The studio footage is excellent, too, with The Wizard being an unforgettable highlight, and the interview material is all good fun, revealing the three original members Ozzy, Tony Iommi, and Geezer Butler (drummer Bill Ward is, unfortunately, absent over contractual arguments) to be unpretentious and good humoured.

The problem with The End of the End is that it just doesn’t feel important enough, at least not for the final word on such a great and important band. Sure, the gig footage is bowel-shaking and great fun, but there isn’t a single song from anything post Master of Reality, their third album, which was released in 1971, and that misses out a lot of extraordinary music. The interview footage is kind of unsatisfying as well. We don’t really learn anything other than the fact that Sabbath are nice chaps, which is surprising only to people that know absolutely nothing about them.

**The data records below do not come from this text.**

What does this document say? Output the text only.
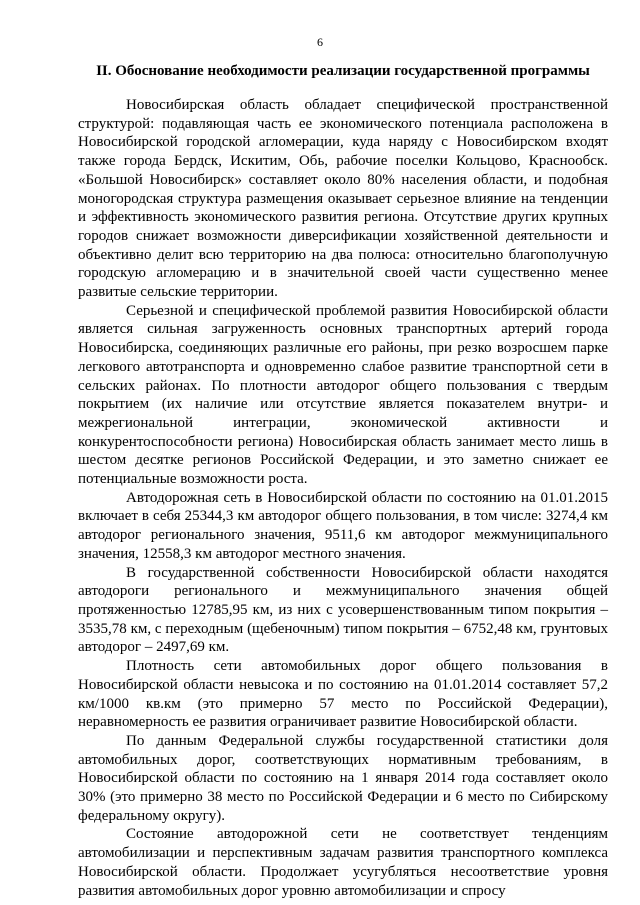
6
II. Обоснование необходимости реализации государственной программы

Новосибирская область обладает специфической пространственной структурой: подавляющая часть ее экономического потенциала расположена в Новосибирской городской агломерации, куда наряду с Новосибирском входят также города Бердск, Искитим, Обь, рабочие поселки Кольцово, Краснообск. «Большой Новосибирск» составляет около 80% населения области, и подобная моногородская структура размещения оказывает серьезное влияние на тенденции и эффективность экономического развития региона. Отсутствие других крупных городов снижает возможности диверсификации хозяйственной деятельности и объективно делит всю территорию на два полюса: относительно благополучную городскую агломерацию и в значительной своей части существенно менее развитые сельские территории.

Серьезной и специфической проблемой развития Новосибирской области является сильная загруженность основных транспортных артерий города Новосибирска, соединяющих различные его районы, при резко возросшем парке легкового автотранспорта и одновременно слабое развитие транспортной сети в сельских районах. По плотности автодорог общего пользования с твердым покрытием (их наличие или отсутствие является показателем внутри- и межрегиональной интеграции, экономической активности и конкурентоспособности региона) Новосибирская область занимает место лишь в шестом десятке регионов Российской Федерации, и это заметно снижает ее потенциальные возможности роста.

Автодорожная сеть в Новосибирской области по состоянию на 01.01.2015 включает в себя 25344,3 км автодорог общего пользования, в том числе: 3274,4 км автодорог регионального значения, 9511,6 км автодорог межмуниципального значения, 12558,3 км автодорог местного значения.

В государственной собственности Новосибирской области находятся автодороги регионального и межмуниципального значения общей протяженностью 12785,95 км, из них с усовершенствованным типом покрытия – 3535,78 км, с переходным (щебеночным) типом покрытия – 6752,48 км, грунтовых автодорог – 2497,69 км.

Плотность сети автомобильных дорог общего пользования в Новосибирской области невысока и по состоянию на 01.01.2014 составляет 57,2 км/1000 кв.км (это примерно 57 место по Российской Федерации), неравномерность ее развития ограничивает развитие Новосибирской области.

По данным Федеральной службы государственной статистики доля автомобильных дорог, соответствующих нормативным требованиям, в Новосибирской области по состоянию на 1 января 2014 года составляет около 30% (это примерно 38 место по Российской Федерации и 6 место по Сибирскому федеральному округу).

Состояние автодорожной сети не соответствует тенденциям автомобилизации и перспективным задачам развития транспортного комплекса Новосибирской области. Продолжает усугубляться несоответствие уровня развития автомобильных дорог уровню автомобилизации и спросу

The film’s three-element structure essentially gives us a little bit of three things that could each have constituted a film in their own right. I would very happily have watched two hours of just concert footage with a more inclusive treatment of Sabbath’s extensive catalogue, or two hours of interview footage that delved deeper into the personalities and history of the band, or two hours of them dicking around in a studio having fun and playing obscure songs. Instead we get two hours comprising all three, with all three elements suffering from the inclusion of the other two.

That’s not to say I didn’t enjoy The End of the End, though. I enjoyed every second, in fact. But, being the final word on a band I love, I wanted more. When the Blu-Ray is released on November 17th, I’ll be first in line, and I’ll watch it as soon as I get it. But I’ll be watching that 1970 Paris gig straight after.